Metadata-Version: 2.2
Name: fLZc
Version: 0.1.0
Summary: Python wrapper for fLZc complexity measure (based on https://github.com/lcbarnett/fLZc)
Author-Email: =?utf-8?q?Romy_Beaut=C3=A9?= <r.beaut@sussex.ac.uk>
License: MIT
Requires-Python: >=3.8
Requires-Dist: numpy
Description-Content-Type: text/markdown

# fLZc
 [Lempel-Ziv complexity](https://en.wikipedia.org/wiki/Lempel%E2%80%93Ziv_complexity) (LZc) is a measure associated with sequences of symbols, and is related (but _not_ identical) to [Kolmogorov complexity](https://en.wikipedia.org/wiki/Kolmogorov_complexity). Note that it does not necessarily measure "complexity" in the colloquial sense; rather, it measures roughly how simple a sequence is to describe, or how "compressible" a sequence is (indeed, Lempel-Ziv algorithms are widely used for compressing data). The more "random" a sequence, the higher it tends to score.
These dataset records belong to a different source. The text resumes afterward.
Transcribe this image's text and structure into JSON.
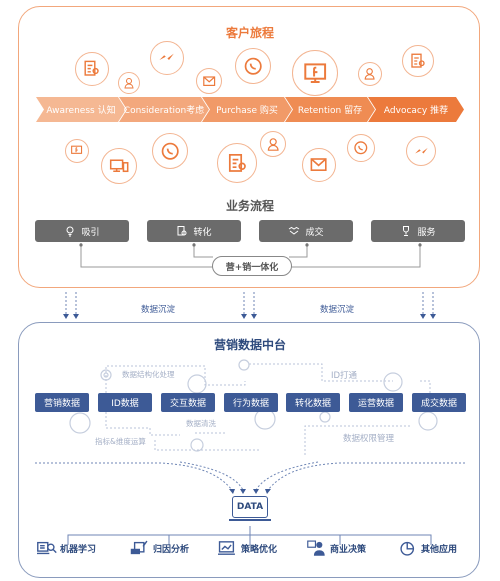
{
  "customer_journey": {
    "title": "客户旅程",
    "stages": [
      {
        "label": "Awareness 认知",
        "color": "#f5b893"
      },
      {
        "label": "Consideration考虑",
        "color": "#f3a87d"
      },
      {
        "label": "Purchase 购买",
        "color": "#f19a68"
      },
      {
        "label": "Retention 留存",
        "color": "#ef8c53"
      },
      {
        "label": "Advocacy 推荐",
        "color": "#ec7a3c"
      }
    ],
    "icons_top": [
      "document-settings-icon",
      "support-agent-icon",
      "messenger-icon",
      "mail-icon",
      "whatsapp-icon",
      "facebook-monitor-icon",
      "support-agent-icon",
      "document-settings-icon"
    ],
    "icons_bottom": [
      "facebook-monitor-icon",
      "devices-icon",
      "whatsapp-icon",
      "document-settings-icon",
      "support-agent-icon",
      "mail-icon",
      "whatsapp-icon",
      "messenger-icon"
    ]
  },
  "business_process": {
    "title": "业务流程",
    "steps": [
      {
        "label": "吸引",
        "icon": "lightbulb-icon"
      },
      {
        "label": "转化",
        "icon": "document-check-icon"
      },
      {
        "label": "成交",
        "icon": "handshake-icon"
      },
      {
        "label": "服务",
        "icon": "trophy-icon"
      }
    ],
    "integration_label": "营+销一体化"
  },
  "sedimentation": {
    "labels": [
      "数据沉淀",
      "数据沉淀"
    ]
  },
  "data_platform": {
    "title": "营销数据中台",
    "data_items": [
      "营销数据",
      "ID数据",
      "交互数据",
      "行为数据",
      "转化数据",
      "运营数据",
      "成交数据"
    ],
    "processes": {
      "structuring": "数据结构化处理",
      "id_linking": "ID打通",
      "cleaning": "数据清洗",
      "metrics": "指标&维度运算",
      "permissions": "数据权限管理"
    },
    "data_label": "DATA",
    "applications": [
      {
        "label": "机器学习",
        "icon": "machine-learning-icon"
      },
      {
        "label": "归因分析",
        "icon": "attribution-icon"
      },
      {
        "label": "策略优化",
        "icon": "strategy-chart-icon"
      },
      {
        "label": "商业决策",
        "icon": "business-decision-icon"
      },
      {
        "label": "其他应用",
        "icon": "pie-chart-icon"
      }
    ]
  },
  "colors": {
    "orange": "#ec7a3c",
    "navy": "#3d5a96",
    "gray": "#6b6b6b"
  }
}
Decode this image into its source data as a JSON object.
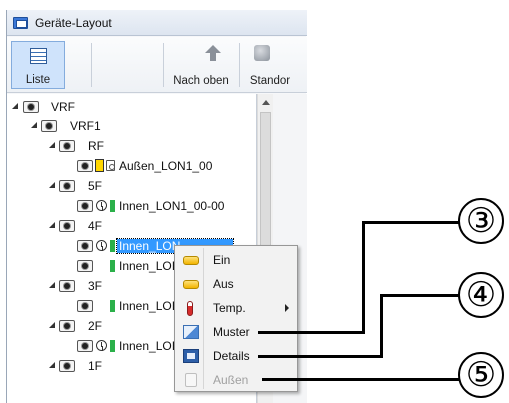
{
  "window": {
    "title": "Geräte-Layout"
  },
  "toolbar": {
    "list_label": "Liste",
    "up_label": "Nach oben",
    "location_label": "Standor"
  },
  "tree": {
    "root": "VRF",
    "system": "VRF1",
    "floors": [
      "RF",
      "5F",
      "4F",
      "3F",
      "2F",
      "1F"
    ],
    "units": {
      "rf_outdoor": "Außen_LON1_00",
      "f5_indoor": "Innen_LON1_00-00",
      "f4_indoor_selected": "Innen_LON",
      "f4_indoor_2": "Innen_LOI",
      "f3_indoor": "Innen_LOI",
      "f2_indoor": "Innen_LOI"
    }
  },
  "context_menu": {
    "items": [
      "Ein",
      "Aus",
      "Temp.",
      "Muster",
      "Details",
      "Außen"
    ],
    "disabled_item": "Außen"
  },
  "callouts": [
    "③",
    "④",
    "⑤"
  ]
}
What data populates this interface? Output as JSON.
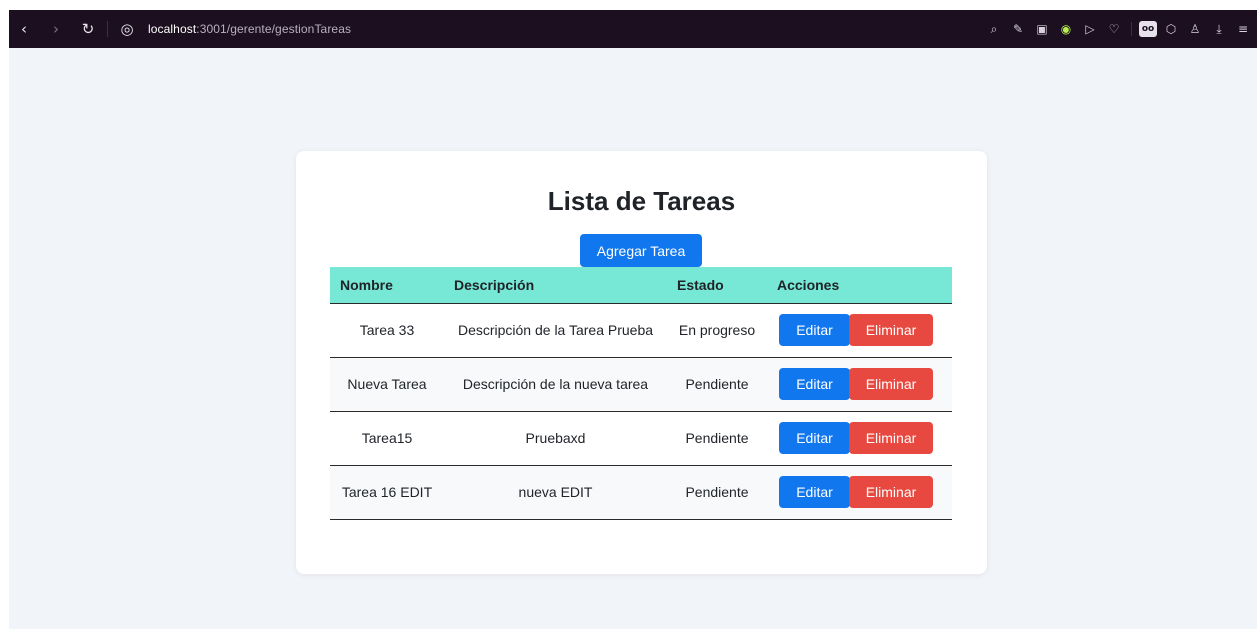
{
  "browser": {
    "url_host": "localhost",
    "url_path": ":3001/gerente/gestionTareas"
  },
  "colors": {
    "header_bg": "#76e8d5",
    "primary": "#1177ee",
    "danger": "#e7483f",
    "page_bg": "#f1f4f8"
  },
  "page": {
    "title": "Lista de Tareas",
    "add_button_label": "Agregar Tarea"
  },
  "table": {
    "headers": [
      "Nombre",
      "Descripción",
      "Estado",
      "Acciones"
    ],
    "rows": [
      {
        "nombre": "Tarea 33",
        "descripcion": "Descripción de la Tarea Prueba",
        "estado": "En progreso"
      },
      {
        "nombre": "Nueva Tarea",
        "descripcion": "Descripción de la nueva tarea",
        "estado": "Pendiente"
      },
      {
        "nombre": "Tarea15",
        "descripcion": "Pruebaxd",
        "estado": "Pendiente"
      },
      {
        "nombre": "Tarea 16 EDIT",
        "descripcion": "nueva EDIT",
        "estado": "Pendiente"
      }
    ],
    "edit_label": "Editar",
    "delete_label": "Eliminar"
  }
}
The __fLZc (fast Lempel-Ziv complexity) library__ is written in C, with a [Matlab](https://uk.mathworks.com/) interface. LZc comes in many flavours; __fLZc__ computes the canonical LZ76c [^1] and LZ78c [^2] versions, with optional normalisation.

### Building
You will need the [Make](https://www.gnu.org/software/make/) build tool installed on your system, a suitable C99 compiler (e.g., [GCC](https://gcc.gnu.org/) or [Clang](https://clang.llvm.org/)), and the Matlab `mex` and `makemex` executables on your system execution path. You will also need to set up an environmental variable `MATLAB_PATH` which contains the root path of your Matlab installation. [^3]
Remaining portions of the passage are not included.